Foreman foresees a distance fight, in the hands of judges, with Manny getting the "home region" decision. He recalled that before his Nov. 1994 fight with Michael Moorer, a flood hit Houston and he had to save people from drowning, but was able to block that out on fight night.
Leonard gives the advantage to Pacman, who will have to block out the typhoon tragedy, because he likely wants the win so bad. "It's not an easy fight, people may go down, but I give a slight edge to Manny," he said.
Bradley's got Manny by KO, in round eight, and thinks Manny's power will be hard to handle.

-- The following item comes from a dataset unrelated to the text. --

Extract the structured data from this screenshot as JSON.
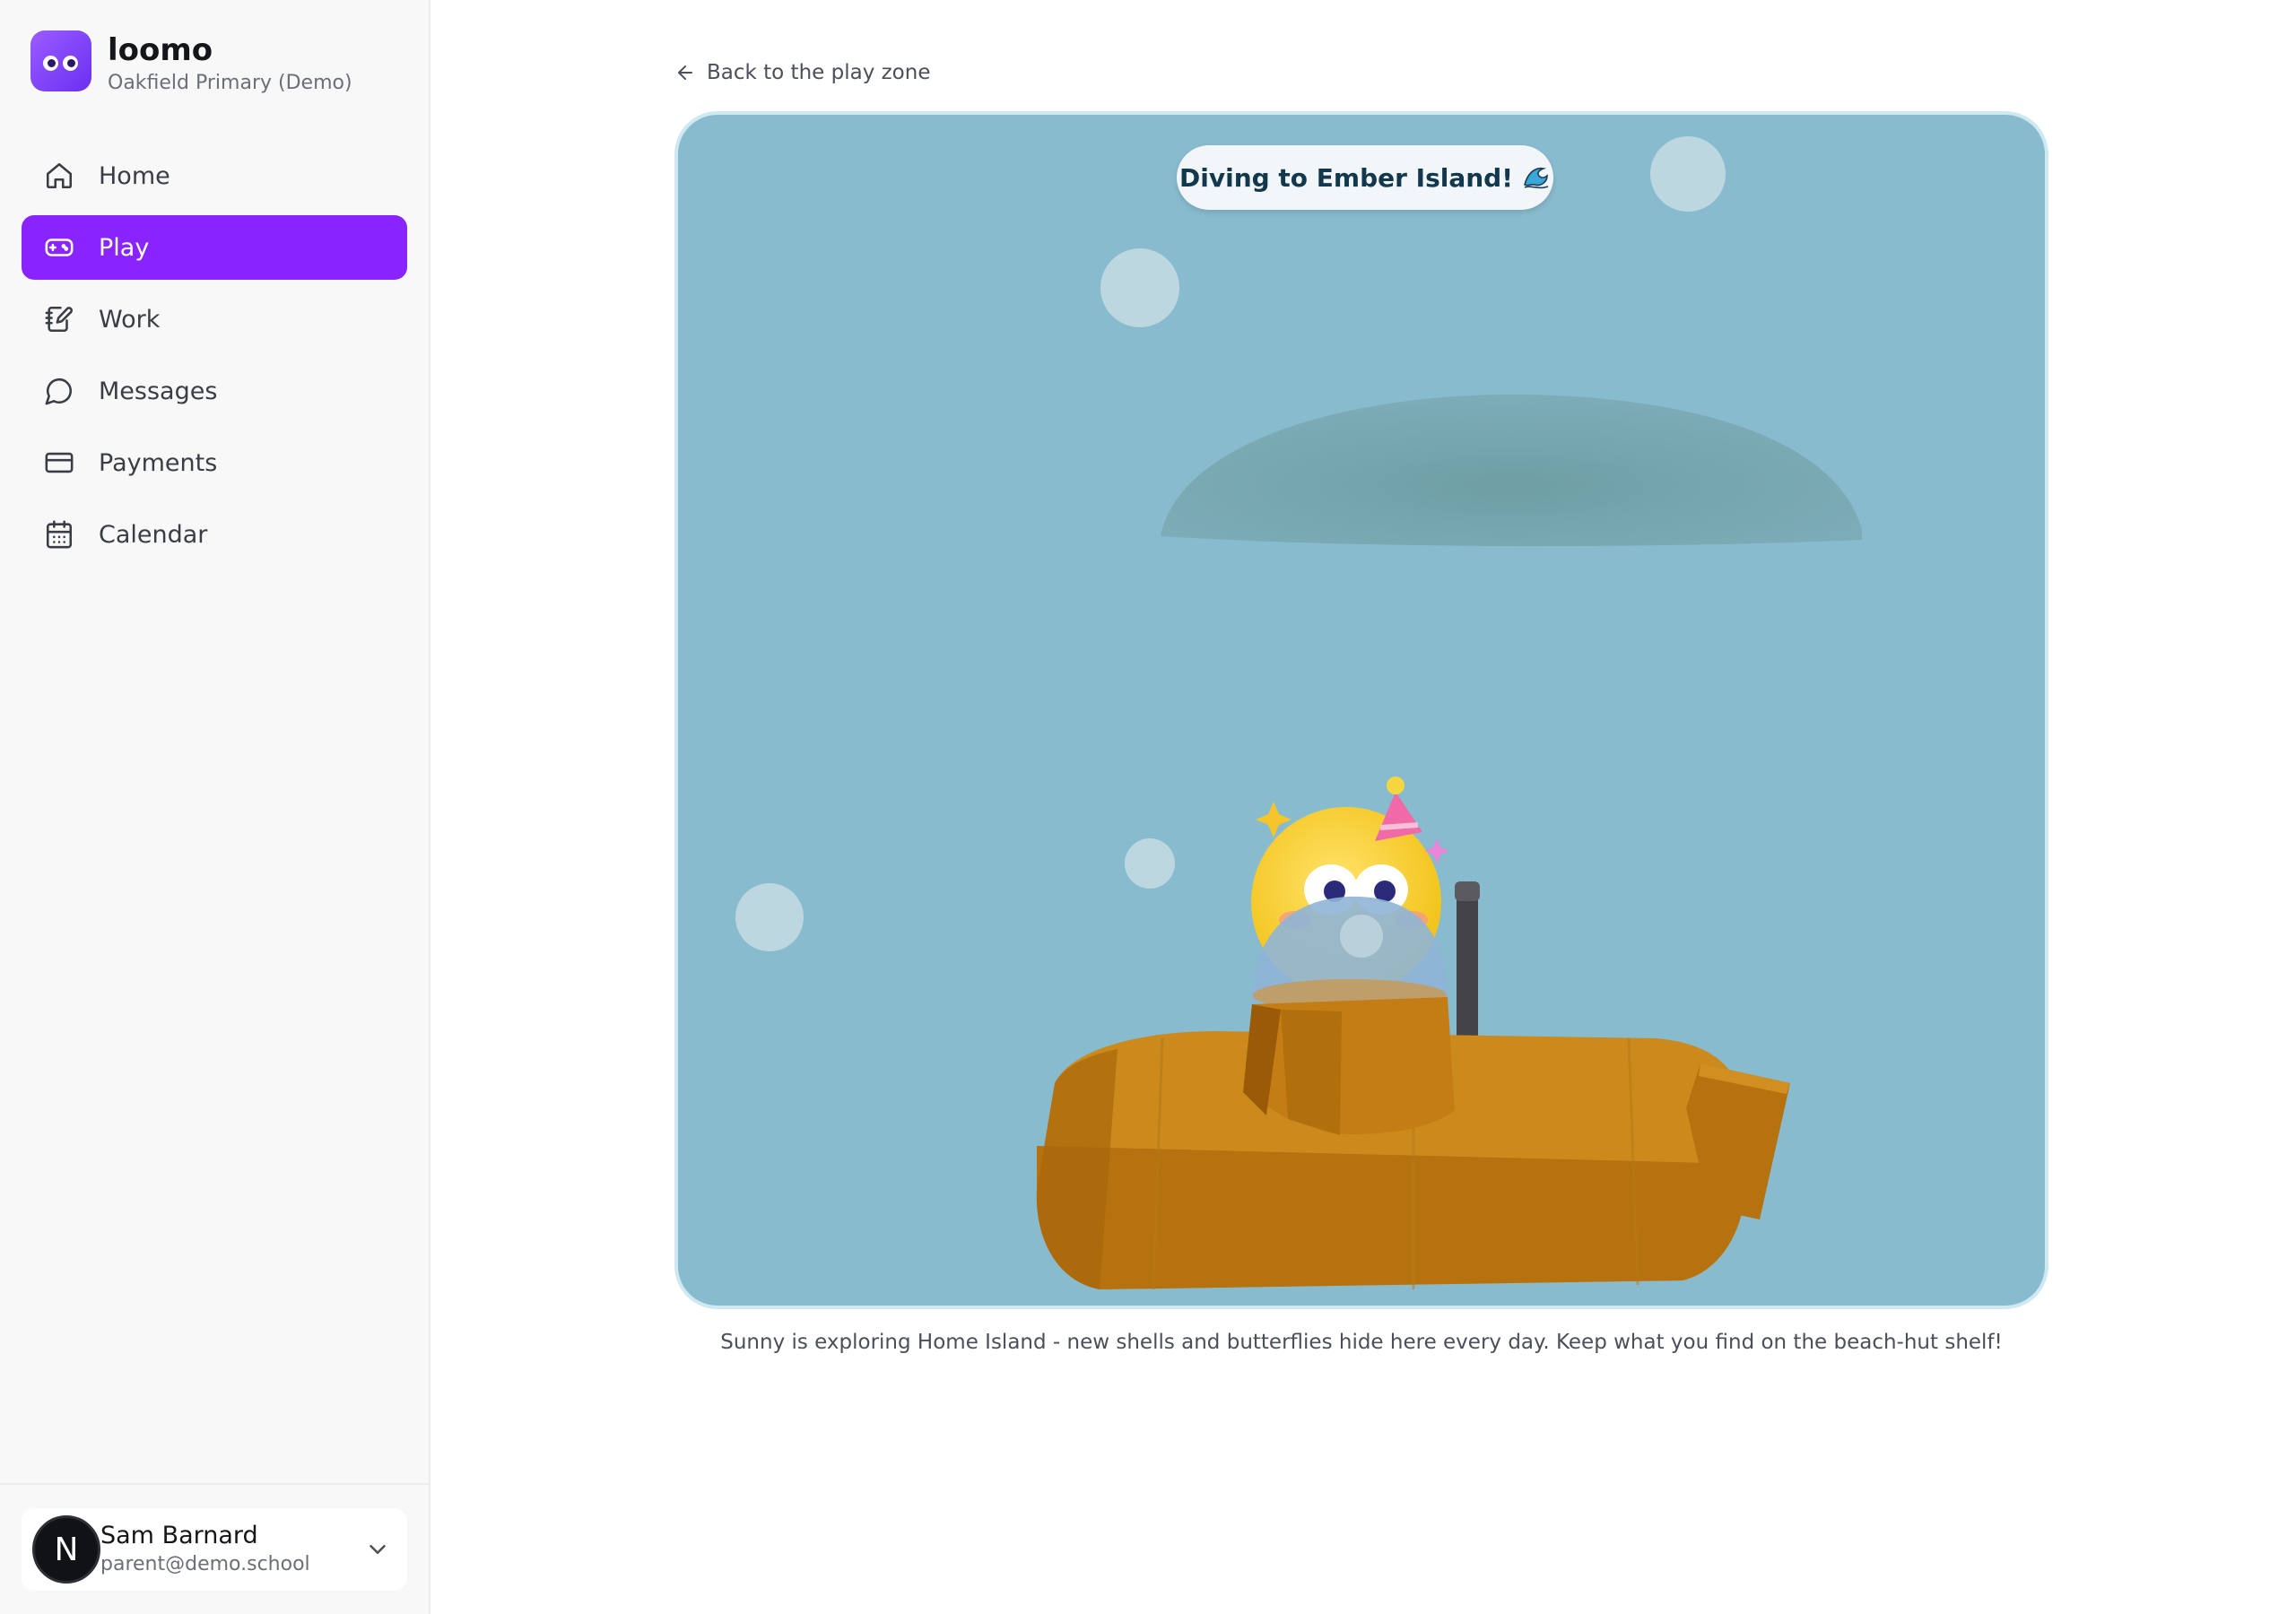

Barrera said it's complicated for both, for Rios who comes forward and Manny who gives different angles. "Manny is a very strong fighter, has a lot of speed and is tough," the Mexican legend said. He said Manny is in "trouble" if he tries to be a boxer and politician at the same time. "He better be one hundred percent focused as a boxer for this fight," he said.
Foreman was asked about retirement. He said that is the hardest thing to do, and he doesn't think that will be in Manny's head, win or lose. Leonard echoed that; he said it is the hardest after a loss. Leonard said he contemplated retiring after his loss to Roberto Duran, because the fight was so difficult. He took a vacation and decided he'd come back.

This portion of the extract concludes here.